As a concluding remark on the results produced within the programme we stress the cultural and socio-economic resilience of the indigenous communities in relation to the Swedish central powers well into the 16th century. In this context, the colonisation narrative was revised and analysed on the basis of new knowledge and from the perspectives of the indigenous communities. This is an issue of current interest within the framework of indigenous perspectives on rights, research and methodologies in the international arena. Among other contributions to pushing research boundaries are the studies of long-term management of resources and landscapes. The active manipulation of ecosystems by prehistoric and early historic indigenous communities in the arctic and sub-arctic areas is not commonly recognised and the results add new perspectives to the understanding of landscape as a concept and of landscape affiliation.

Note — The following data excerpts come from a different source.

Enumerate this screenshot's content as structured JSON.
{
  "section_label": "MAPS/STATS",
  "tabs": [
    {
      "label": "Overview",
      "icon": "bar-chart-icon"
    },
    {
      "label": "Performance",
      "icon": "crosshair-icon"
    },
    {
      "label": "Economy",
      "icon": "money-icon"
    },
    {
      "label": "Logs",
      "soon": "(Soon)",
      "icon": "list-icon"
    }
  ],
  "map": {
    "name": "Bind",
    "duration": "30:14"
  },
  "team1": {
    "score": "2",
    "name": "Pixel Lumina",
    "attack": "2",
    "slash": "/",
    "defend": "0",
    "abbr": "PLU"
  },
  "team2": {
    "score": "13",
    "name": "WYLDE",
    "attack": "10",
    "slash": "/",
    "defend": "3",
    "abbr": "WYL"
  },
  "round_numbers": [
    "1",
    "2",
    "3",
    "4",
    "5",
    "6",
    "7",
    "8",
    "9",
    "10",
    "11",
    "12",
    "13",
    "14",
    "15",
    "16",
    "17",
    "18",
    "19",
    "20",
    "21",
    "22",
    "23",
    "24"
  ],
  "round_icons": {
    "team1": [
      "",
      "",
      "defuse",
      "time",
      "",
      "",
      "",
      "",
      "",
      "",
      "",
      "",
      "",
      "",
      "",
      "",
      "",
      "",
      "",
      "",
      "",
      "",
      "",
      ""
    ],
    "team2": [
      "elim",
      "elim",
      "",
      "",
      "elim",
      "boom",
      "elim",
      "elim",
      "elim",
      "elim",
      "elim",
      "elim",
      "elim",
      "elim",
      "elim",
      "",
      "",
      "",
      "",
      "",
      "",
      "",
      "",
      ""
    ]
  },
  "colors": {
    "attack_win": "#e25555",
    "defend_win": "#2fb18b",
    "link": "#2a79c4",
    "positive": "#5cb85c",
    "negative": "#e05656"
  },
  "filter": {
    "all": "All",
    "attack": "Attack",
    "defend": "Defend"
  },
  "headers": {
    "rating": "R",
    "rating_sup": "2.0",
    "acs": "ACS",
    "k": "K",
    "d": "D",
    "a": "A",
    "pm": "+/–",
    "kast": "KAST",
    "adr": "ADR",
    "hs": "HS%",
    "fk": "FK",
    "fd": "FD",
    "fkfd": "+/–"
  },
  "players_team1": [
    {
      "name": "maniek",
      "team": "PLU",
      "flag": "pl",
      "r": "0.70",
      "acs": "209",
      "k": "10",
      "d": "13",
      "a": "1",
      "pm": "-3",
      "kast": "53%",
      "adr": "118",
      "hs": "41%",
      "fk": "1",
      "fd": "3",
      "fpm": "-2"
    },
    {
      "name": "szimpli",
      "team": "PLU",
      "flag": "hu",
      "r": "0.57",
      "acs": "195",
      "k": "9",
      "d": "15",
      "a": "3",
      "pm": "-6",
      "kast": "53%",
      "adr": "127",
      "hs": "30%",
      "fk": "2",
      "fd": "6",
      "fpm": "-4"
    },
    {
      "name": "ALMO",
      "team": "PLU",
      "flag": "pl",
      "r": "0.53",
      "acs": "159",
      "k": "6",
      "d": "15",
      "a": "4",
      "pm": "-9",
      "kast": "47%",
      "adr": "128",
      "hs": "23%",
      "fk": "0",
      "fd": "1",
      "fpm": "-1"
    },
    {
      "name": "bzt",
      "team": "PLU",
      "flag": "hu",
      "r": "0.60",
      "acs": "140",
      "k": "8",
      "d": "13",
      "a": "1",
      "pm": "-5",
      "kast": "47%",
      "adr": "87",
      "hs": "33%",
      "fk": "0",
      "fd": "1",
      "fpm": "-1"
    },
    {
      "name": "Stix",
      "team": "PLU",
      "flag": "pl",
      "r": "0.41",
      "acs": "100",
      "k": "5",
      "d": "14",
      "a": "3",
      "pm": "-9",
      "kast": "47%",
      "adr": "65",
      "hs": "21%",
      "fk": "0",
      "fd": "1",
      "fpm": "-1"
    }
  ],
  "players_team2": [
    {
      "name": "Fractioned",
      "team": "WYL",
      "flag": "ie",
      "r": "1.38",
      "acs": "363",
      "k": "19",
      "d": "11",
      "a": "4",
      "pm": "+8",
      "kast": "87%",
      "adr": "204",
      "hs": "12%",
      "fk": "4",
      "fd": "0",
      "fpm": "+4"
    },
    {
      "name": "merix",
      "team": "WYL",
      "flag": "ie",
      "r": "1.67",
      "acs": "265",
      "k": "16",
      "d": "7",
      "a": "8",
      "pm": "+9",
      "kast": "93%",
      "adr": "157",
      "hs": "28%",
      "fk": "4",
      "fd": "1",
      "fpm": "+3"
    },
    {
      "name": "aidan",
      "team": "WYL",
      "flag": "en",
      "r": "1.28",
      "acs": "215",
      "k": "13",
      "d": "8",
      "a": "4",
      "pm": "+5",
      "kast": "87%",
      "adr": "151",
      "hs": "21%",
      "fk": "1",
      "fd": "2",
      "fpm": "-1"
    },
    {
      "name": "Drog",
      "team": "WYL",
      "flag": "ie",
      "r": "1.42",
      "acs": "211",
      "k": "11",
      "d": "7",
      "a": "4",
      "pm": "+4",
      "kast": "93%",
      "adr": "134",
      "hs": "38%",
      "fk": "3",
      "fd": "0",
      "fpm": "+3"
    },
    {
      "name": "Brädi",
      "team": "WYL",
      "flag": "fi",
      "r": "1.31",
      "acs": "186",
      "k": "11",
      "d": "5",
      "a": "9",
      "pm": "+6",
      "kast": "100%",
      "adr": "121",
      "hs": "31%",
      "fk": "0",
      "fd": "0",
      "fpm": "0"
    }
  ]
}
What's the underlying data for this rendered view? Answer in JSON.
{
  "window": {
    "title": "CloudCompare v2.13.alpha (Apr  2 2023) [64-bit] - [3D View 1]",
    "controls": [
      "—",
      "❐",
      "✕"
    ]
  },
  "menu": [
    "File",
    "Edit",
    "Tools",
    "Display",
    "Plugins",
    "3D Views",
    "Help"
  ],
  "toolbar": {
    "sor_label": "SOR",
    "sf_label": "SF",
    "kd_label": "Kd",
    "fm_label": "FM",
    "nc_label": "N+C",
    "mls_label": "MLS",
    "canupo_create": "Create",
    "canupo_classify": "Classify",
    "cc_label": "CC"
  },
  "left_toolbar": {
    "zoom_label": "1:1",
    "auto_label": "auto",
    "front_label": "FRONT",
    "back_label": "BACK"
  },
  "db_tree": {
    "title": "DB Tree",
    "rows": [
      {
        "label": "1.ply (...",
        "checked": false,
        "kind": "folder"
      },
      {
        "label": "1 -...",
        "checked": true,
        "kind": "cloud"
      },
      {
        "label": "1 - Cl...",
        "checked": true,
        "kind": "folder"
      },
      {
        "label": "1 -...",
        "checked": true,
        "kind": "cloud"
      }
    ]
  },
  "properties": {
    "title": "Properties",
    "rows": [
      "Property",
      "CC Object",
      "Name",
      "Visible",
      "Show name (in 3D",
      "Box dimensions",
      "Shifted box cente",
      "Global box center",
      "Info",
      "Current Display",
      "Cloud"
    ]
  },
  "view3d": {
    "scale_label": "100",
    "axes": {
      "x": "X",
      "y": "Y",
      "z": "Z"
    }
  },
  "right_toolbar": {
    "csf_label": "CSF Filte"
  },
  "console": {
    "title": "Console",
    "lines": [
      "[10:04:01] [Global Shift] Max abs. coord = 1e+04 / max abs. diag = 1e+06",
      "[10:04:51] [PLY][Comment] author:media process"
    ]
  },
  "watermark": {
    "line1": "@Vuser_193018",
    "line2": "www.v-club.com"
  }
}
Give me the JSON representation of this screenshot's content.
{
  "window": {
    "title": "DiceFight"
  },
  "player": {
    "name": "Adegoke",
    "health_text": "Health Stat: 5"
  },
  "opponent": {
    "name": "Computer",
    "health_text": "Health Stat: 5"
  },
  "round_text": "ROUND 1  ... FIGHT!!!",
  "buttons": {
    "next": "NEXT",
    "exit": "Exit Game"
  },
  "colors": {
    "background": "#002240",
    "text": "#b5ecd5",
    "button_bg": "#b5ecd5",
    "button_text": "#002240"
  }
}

The relationship between cultural heritage and identity processes is another issue of current international interest and the alternative historiographic narratives produced within the programme provide new insights into the significance of historic affiliation as a means of self-knowledge. These are cultural aspects beyond the range of DNA-analyses. New fields of research have emerged during work on the programme. The significance of legal perceptions in situations where there were encounters between different socio-economic structures and conflicting interests stands out as an urgent subject of research. Another field of great interest would be the study of indigenous forms of landscape management in arctic environments, specifically in relation to concepts of intensive versus extensive land use, sustainability and self-governance.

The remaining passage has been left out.